The Working Party examined in depth a model for an entity common to the contracting states ("common entity") which would have an advisory role vis-à-vis the national courts in patent cases, and largely agreed on its functions and composition, as well as procedures and financing. More importantly, though, the Working Party also discussed the structure of an optional protocol on dealing with litigation over European patents. A group of between six and eight delegations showed support for the creation of a common European patent court of the first and second instance which would have sole responsibility for decisions on infringement and the validity of European patents. A document has been drawn up dealing with the core matter of this proposal. Some four delegations wanted first-instance competence to remain with the national courts and could only support the creation of a common appeal court. The results of the Working Party's work should also be presented at the forthcoming intergovernmental conference.
The Diplomatic Conference for the Adoption of the Patent Law Treaty, the WIPO treaty for harmonisation of formal requirements under patent law, has been successfully concluded.
Signature of the new Treaty can be looked upon as a further step towards the harmonisation of substantive patent law. The consensus reached in formal matters shows the continued readiness of the states to put their patent systems on a common footing.
The chairman of the Committee on Patent Law, Paul Laurent (BE), gave the Administrative Council a report on the discussions held by the Committee at its meeting in April. He explained that the aim of the forthcoming revision of the European Patent Convention was to improve the legal security of applicants and the efficiency of procedures, and prepare the ground for future developments, such as the creation of a litigation system for European and, ultimately, Community patents. Another important contribution to this was the transfer of provisions to the Implementing Regulations.
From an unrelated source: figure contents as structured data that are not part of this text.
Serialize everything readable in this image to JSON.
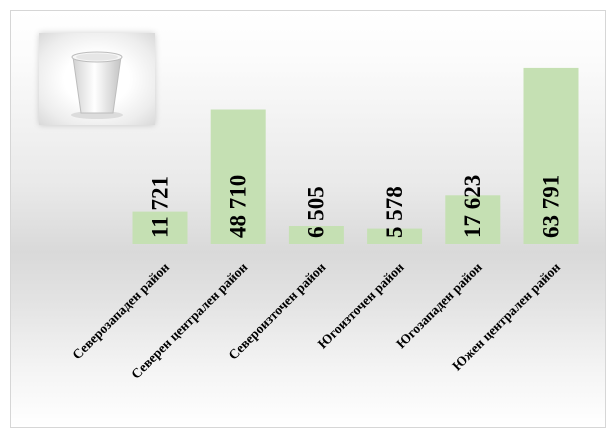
{
  "chart_data": {
    "type": "bar",
    "categories": [
      "Северозападен район",
      "Северен централен район",
      "Североизточен район",
      "Югоизточен район",
      "Югозападен район",
      "Южен централен район"
    ],
    "values": [
      11721,
      48710,
      6505,
      5578,
      17623,
      63791
    ],
    "value_labels": [
      "11 721",
      "48 710",
      "6 505",
      "5 578",
      "17 623",
      "63 791"
    ],
    "ylim": [
      0,
      67000
    ],
    "grid": false,
    "legend": "none",
    "bar_color": "#c5e0b3"
  },
  "decor": {
    "logo_icon": "cup-icon"
  }
}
The Council took note of the opinion papers on the grace period which it had commissioned from Professor J. Straus and Mr J. Galama and decided to submit the opinions to the second intergovernmental conference, which is to be held in London on 15 and 16 October 2000.
The Administrative Council unanimously adopted a declaration regarding the ongoing industrial action in Munich which called upon those taking part to cease their actions forthwith in order to prevent further harm to applicants, the member states and the Office. The representatives of epi and UNICE, who have observer status at Council meetings, fully supported this declaration.
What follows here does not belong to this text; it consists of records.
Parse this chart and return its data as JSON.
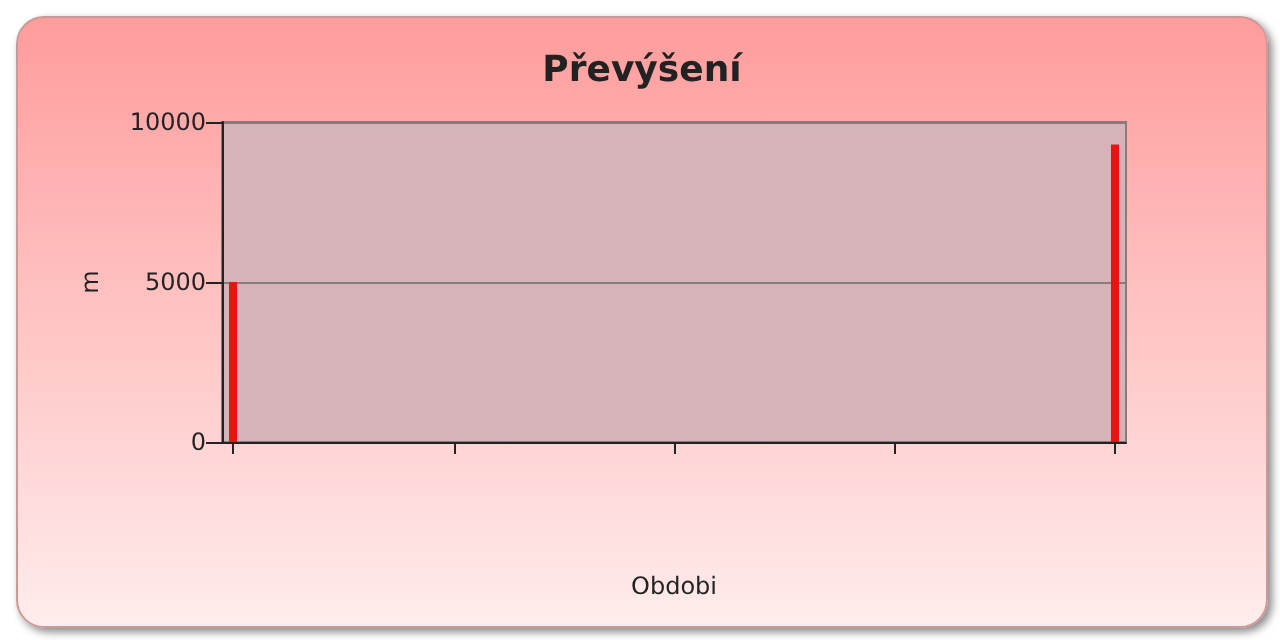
{
  "chart_data": {
    "type": "bar",
    "title": "Převýšení",
    "xlabel": "Obdobi",
    "ylabel": "m",
    "categories": [
      null,
      null,
      null,
      null,
      null,
      null,
      null,
      null,
      null,
      null,
      null,
      null,
      null,
      null,
      null,
      null,
      null,
      null,
      null,
      null,
      null,
      null,
      null,
      null,
      null,
      null,
      null,
      null,
      null,
      null,
      null,
      null,
      null,
      null,
      null,
      null,
      null,
      null,
      null,
      null,
      null
    ],
    "values": [
      5000,
      null,
      null,
      null,
      null,
      null,
      null,
      null,
      null,
      null,
      null,
      null,
      null,
      null,
      null,
      null,
      null,
      null,
      null,
      null,
      null,
      null,
      null,
      null,
      null,
      null,
      null,
      null,
      null,
      null,
      null,
      null,
      null,
      null,
      null,
      null,
      null,
      null,
      null,
      null,
      9300
    ],
    "color": "#ee1111",
    "ylim": [
      0,
      10000
    ],
    "yticks": [
      0,
      5000,
      10000
    ],
    "grid": "y",
    "tick_labels": "y"
  }
}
The Council approved the amendments made to the Rules of Procedure of the Boards of Appeal (see page 316 below) and the amendment to Article 27 of the Regulation on the European qualifying examination for professional representatives before the European Patent Office (see page 320 below).
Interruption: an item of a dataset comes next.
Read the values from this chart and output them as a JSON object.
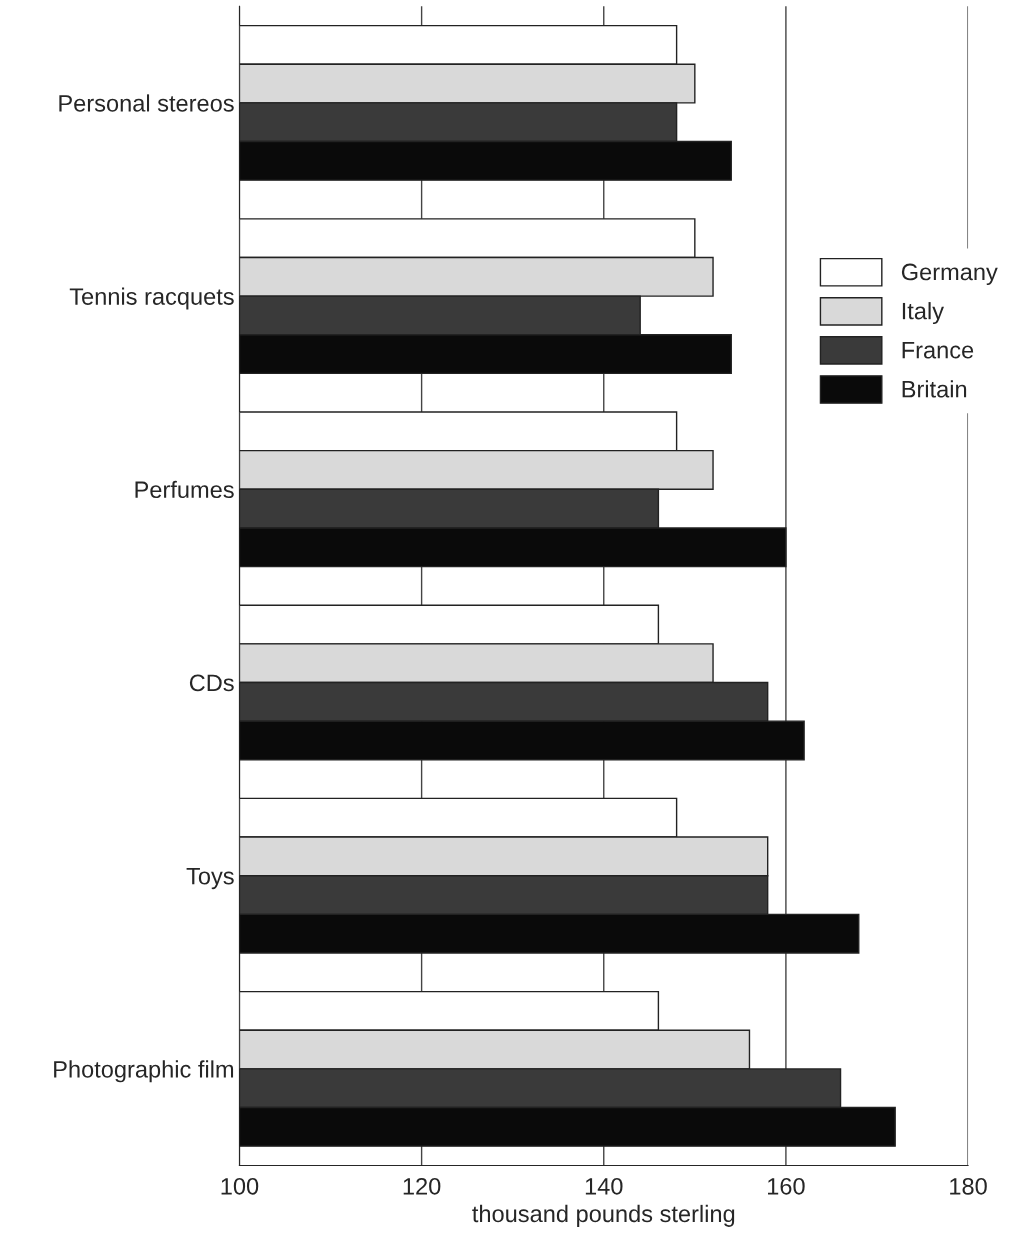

It also approved a number of Office contracts and endorsed the draft budget of the European School Munich for the 2001 accounting period.
At the close of the meeting, the chairman gave a speech in honour of Renate Remandas (GR), who had to leave her post as Vice-President DG 5 at the end of March 2000 for health reasons. In his speech, he highlighted Mrs Remandas' genuine European character and her pioneering international spirit, and thanked her for her immense contribution to the European Patent Organisation.